Muita publicação é bom ou ruim?


Eis uma história comum na ciência atual: 

Durante muitos anos, o prestigiado periódico Philosophy & Public Affairs publicou cerca de 14 artigos revisados por pares por ano. Assim, sua pequena equipe voluntária, formada por acadêmicos renomados, ficou chocada ao descobrir que sua editora, a Wiley, estava exigindo um aumento significativo na produção, chegando, em determinado momento, a demandar 35 novos artigos em apenas 60 dias.

Em vez de comprometer o processo de revisão por pares e acelerar a publicação de trabalhos de baixa qualidade, a então editora-chefe Anna Stilz, da Universidade da Califórnia em Berkeley, liderou uma revolta que culminou na renúncia coletiva de toda a equipe editorial e do conselho da revista.

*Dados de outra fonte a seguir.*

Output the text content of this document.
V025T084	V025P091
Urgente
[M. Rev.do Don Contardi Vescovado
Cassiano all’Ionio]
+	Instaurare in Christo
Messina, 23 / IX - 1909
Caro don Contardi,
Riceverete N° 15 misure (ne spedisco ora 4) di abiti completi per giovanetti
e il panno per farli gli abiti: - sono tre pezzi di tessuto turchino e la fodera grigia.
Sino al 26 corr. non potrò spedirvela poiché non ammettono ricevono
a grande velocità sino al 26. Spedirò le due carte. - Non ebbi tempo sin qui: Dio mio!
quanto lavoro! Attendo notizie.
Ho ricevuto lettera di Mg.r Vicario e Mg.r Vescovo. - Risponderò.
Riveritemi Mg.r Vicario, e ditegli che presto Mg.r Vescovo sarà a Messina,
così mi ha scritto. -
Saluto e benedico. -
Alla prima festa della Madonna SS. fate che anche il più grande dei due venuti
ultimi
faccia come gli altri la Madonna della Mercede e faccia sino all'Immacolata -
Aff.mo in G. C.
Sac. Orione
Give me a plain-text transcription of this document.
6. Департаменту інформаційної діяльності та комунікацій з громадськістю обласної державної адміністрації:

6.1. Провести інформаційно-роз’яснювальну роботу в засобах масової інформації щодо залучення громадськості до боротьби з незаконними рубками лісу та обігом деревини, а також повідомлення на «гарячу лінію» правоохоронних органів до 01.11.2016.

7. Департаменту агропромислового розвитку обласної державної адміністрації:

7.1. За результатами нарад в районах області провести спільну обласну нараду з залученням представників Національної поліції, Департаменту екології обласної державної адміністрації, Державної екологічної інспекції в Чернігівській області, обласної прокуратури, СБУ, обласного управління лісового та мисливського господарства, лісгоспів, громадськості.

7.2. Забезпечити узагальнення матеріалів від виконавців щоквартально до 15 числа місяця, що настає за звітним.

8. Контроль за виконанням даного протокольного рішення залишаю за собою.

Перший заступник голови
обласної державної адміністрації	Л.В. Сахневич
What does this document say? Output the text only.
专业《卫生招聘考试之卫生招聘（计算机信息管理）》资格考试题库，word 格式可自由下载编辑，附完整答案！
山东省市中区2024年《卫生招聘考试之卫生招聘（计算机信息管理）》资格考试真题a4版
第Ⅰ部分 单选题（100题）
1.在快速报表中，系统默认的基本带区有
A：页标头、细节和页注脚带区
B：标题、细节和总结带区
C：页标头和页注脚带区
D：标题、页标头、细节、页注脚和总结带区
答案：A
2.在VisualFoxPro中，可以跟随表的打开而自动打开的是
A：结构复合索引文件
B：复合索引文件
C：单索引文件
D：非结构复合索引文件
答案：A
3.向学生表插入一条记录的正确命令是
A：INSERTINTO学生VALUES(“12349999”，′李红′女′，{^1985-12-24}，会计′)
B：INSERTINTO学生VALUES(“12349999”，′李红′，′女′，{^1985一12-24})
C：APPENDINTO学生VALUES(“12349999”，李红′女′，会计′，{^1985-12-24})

“A Wiley me disse que, se eu não publicasse mais, não teria um periódico por muito tempo. Essas conversas foram muito hostis”, afirmou Stilz, ao explicar as renúncias em massa. “Eu queria oferecer aos leitores trabalhos de alta qualidade. Nós éramos seletivos.”

O artigo sustenta que esse fenômeno representa uma ameaça à qualidade da pesquisa científica. Não sei se concordo integralmente, pois o crescimento do número de artigos publicados anualmente decorre não apenas dos incentivos à publicação, mas também da maior facilidade do processo, em função dos instrumentos de que dispomos hoje. Sem um computador, realizar uma regressão era um verdadeiro martírio; com ele, a regressão pode ser feita em poucos segundos. É evidente que, em um contexto de economia da atenção, muitas pesquisas acabarão recebendo pouquíssimas citações. Mas isso é necessariamente algo ruim?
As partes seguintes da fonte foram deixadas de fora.